We need some structure or principles or "theory" what inferred props to create. 10y ago I worked with a complex ontology in heritage/archeology/history called CIDOC CRM. It captures large and sprawling graphs of situations and attribution. The theory of what shortcuts to make was called "Fundamental Relations". Eg one FR is "thing is From place", which in CRM could mean:
- thing was made in place
- part of thing was made in subplace of place
- thing was made by person born in place
- thing was made by person who flourished (worked) in place
- thing was made for important event that happened at place (eg "Vatican tiara")

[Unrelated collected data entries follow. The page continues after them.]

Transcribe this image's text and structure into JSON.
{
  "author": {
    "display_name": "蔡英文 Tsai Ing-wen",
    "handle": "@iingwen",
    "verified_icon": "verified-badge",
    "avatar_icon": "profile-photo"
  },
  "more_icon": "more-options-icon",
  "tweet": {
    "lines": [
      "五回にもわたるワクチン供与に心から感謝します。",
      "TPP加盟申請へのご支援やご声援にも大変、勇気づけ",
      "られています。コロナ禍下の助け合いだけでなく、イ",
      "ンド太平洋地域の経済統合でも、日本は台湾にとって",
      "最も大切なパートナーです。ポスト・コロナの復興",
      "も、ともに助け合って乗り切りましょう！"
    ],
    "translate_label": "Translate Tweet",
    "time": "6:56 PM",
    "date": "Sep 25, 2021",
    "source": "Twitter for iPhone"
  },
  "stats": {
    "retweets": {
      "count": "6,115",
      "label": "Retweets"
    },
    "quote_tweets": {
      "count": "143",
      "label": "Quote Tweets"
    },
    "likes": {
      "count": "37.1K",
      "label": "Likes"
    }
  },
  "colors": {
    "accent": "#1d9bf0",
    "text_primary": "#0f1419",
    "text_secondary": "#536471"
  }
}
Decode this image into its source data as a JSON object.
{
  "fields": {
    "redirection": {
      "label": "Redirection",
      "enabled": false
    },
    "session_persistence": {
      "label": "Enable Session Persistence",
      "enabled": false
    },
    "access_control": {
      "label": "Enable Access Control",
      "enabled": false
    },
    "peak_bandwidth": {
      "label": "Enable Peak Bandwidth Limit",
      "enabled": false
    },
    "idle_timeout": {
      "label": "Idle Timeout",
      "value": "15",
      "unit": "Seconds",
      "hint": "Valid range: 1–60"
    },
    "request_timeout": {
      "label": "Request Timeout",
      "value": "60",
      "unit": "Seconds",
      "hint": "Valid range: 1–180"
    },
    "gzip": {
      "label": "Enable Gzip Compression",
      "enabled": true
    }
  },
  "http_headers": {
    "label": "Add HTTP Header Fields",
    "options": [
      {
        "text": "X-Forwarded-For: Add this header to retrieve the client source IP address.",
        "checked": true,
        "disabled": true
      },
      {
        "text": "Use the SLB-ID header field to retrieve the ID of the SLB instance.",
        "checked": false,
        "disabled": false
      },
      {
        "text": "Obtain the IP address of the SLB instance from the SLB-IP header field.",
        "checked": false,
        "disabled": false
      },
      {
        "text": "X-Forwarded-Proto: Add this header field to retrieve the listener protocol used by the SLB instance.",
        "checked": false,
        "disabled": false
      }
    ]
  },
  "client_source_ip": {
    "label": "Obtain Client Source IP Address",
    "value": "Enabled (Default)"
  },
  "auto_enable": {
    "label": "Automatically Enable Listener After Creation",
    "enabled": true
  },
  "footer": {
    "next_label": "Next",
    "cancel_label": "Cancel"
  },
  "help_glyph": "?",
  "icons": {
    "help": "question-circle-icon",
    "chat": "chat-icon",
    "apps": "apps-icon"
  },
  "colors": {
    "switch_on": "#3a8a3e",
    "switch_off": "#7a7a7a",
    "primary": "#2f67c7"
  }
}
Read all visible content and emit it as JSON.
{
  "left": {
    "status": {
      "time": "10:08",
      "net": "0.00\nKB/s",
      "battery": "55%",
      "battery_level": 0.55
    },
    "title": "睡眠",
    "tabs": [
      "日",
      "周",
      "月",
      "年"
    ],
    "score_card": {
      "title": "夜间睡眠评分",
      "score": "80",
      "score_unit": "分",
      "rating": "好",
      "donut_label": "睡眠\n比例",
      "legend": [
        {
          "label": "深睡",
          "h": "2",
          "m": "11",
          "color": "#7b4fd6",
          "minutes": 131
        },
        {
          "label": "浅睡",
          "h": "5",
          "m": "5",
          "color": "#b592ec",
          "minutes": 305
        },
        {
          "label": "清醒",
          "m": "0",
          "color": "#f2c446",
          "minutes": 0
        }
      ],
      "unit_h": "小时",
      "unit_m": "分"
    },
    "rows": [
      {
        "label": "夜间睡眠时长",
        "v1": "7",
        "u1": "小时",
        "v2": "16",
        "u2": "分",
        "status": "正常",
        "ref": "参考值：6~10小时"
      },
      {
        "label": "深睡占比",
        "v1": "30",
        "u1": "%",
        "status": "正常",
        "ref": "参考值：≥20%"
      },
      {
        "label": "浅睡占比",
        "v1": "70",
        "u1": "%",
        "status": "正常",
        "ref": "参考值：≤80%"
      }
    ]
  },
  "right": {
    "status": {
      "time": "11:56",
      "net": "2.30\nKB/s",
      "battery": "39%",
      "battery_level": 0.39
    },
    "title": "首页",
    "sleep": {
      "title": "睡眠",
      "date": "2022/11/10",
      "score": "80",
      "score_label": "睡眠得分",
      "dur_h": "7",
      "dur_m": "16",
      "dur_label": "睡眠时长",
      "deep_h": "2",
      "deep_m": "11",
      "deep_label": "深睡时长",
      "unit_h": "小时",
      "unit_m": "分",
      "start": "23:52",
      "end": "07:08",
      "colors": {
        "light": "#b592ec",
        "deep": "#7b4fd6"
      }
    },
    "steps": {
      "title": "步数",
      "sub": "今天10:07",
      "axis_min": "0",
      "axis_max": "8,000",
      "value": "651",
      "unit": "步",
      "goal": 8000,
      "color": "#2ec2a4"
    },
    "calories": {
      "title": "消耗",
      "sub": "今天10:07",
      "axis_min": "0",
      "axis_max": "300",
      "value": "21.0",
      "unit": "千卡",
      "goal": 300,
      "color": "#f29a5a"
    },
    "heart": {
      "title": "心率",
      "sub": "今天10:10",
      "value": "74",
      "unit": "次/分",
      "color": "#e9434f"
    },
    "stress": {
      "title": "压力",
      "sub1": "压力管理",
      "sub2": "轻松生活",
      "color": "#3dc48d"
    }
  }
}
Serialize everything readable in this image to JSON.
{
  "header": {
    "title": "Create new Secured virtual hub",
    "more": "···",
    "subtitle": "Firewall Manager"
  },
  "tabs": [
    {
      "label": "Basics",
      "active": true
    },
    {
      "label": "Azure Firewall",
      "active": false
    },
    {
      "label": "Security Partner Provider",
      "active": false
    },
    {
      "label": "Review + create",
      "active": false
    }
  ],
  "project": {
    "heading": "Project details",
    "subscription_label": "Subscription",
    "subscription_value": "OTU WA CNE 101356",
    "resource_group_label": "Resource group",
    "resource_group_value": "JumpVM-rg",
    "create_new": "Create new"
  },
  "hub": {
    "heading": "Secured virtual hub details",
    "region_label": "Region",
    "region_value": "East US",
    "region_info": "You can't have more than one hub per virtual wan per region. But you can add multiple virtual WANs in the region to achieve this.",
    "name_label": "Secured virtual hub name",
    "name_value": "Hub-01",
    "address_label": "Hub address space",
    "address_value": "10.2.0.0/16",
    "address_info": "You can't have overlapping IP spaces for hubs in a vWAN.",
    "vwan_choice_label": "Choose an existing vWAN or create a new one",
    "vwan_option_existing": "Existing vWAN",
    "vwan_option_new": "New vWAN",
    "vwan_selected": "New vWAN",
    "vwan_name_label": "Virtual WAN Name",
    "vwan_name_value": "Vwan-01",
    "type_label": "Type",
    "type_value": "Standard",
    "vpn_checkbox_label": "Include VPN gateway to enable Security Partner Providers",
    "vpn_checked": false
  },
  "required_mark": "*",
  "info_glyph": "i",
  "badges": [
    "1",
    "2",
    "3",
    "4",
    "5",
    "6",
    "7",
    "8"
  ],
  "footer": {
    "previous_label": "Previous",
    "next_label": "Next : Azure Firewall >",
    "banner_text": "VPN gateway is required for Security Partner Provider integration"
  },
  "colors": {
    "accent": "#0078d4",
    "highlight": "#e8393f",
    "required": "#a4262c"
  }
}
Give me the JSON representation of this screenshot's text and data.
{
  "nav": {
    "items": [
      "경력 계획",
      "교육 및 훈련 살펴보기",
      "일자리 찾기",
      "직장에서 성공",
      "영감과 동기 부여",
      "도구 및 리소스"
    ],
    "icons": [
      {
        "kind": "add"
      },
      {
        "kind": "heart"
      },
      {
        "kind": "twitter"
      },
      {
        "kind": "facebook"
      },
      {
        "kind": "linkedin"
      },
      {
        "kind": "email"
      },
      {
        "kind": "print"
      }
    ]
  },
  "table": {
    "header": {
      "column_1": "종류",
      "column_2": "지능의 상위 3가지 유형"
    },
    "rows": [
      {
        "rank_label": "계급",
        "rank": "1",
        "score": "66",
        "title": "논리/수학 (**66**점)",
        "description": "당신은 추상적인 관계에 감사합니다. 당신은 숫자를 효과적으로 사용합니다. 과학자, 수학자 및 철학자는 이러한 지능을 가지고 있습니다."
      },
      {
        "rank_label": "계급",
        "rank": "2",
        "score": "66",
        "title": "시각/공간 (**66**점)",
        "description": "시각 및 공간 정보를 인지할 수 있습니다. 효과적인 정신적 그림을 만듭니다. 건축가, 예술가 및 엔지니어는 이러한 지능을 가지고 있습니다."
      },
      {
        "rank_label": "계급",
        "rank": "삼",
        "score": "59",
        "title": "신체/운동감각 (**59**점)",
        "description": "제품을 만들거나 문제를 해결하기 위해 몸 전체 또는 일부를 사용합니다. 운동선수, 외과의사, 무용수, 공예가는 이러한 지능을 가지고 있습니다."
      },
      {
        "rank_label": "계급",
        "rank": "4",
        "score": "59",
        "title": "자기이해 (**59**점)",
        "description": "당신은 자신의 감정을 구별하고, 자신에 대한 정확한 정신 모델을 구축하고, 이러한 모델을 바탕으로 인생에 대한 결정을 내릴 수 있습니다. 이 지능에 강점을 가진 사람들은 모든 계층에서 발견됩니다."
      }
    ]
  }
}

Now add subprops and recursive loops at various spots, and you'll quickly see how "From" collapses a whole bunch of possible "situation subgraphs" into one easy to use relation.
References:
- Large-scale Reasoning with a Complex Cultural Heritage Ontology (CIDOC CRM). Alexiev, V.; Manov, D.; Parvanova, J.; and Petrov, S. In Workshop Practical Experiences with CIDOC CRM and its Extensions (CRMEX 2013) at TPDL 2013, volume 1117, Valetta, Malta, September 2013. CEUR WS Paper slides preprint
- Implementing CIDOC CRM Search Based on Fundamental Relations and OWLIM Rules. Alexiev, V. In Workshop on Semantic Digital Archives (SDA 2012), part of International Conference on Theory and Practice of Digital Libraries (TPDL 2012), volume 912, Paphos, Cyprus, September 2012. CEUR WS Paper slides published
- FR Implementation (in an old Confluence, so don't mind the security warning). In particular I extracted the rules from the text, and implemented an expander from a shorthand form
p <ptop:transitiveOver> q; x p y; y q z => x p z
to GraphDB Rules (.pie) notation
p <ptop:transitiveOver> q
x p y
y q z
--------
x p z
- FR Dependency Graph of relation dependencies (of course derived from the text!). It shows me that I don't have dependency loops, and have not mistyped a relation (no disconnected parts)
What I learned since is that it's better to use more generic rule structures; and push the domain-specifics into axioms. This gives various ideas how to use specialized rule constructs while keeping domain-specific stuff in axioms (not to overload the rules file with domain-specific terminology):
- Extending OWL2 Property Constructs with OWLIM Rules. Alexiev, V. Technical Report Ontotext Corp, September 2014.
The recent ASHRAE 233P standard has a lot of connectivity stuff (about buildings) that we can use as inspiration.
If you think CIM has a complex connection model, consider the ASHRAE 223p standard that has an even more elaborate connection model. The same is referenced in the Bricks Schema that has a simpler model. ASHRAE 223p and Bricks are used in Building Management Systems to describe producers (eg a heater), consumers (eg a radiator), flows, sensors, actuators, and the connections between them.
cnx is the basic asserted (symmetric) relation, and all relations on the following figure can be inferred from it:
ASHRAE inference is implemented using SHACL Rules (Triple and SPARQL rules) as discussed in data-shapes#343. How this could be implemented efficiently is discussed in data-shapes#347.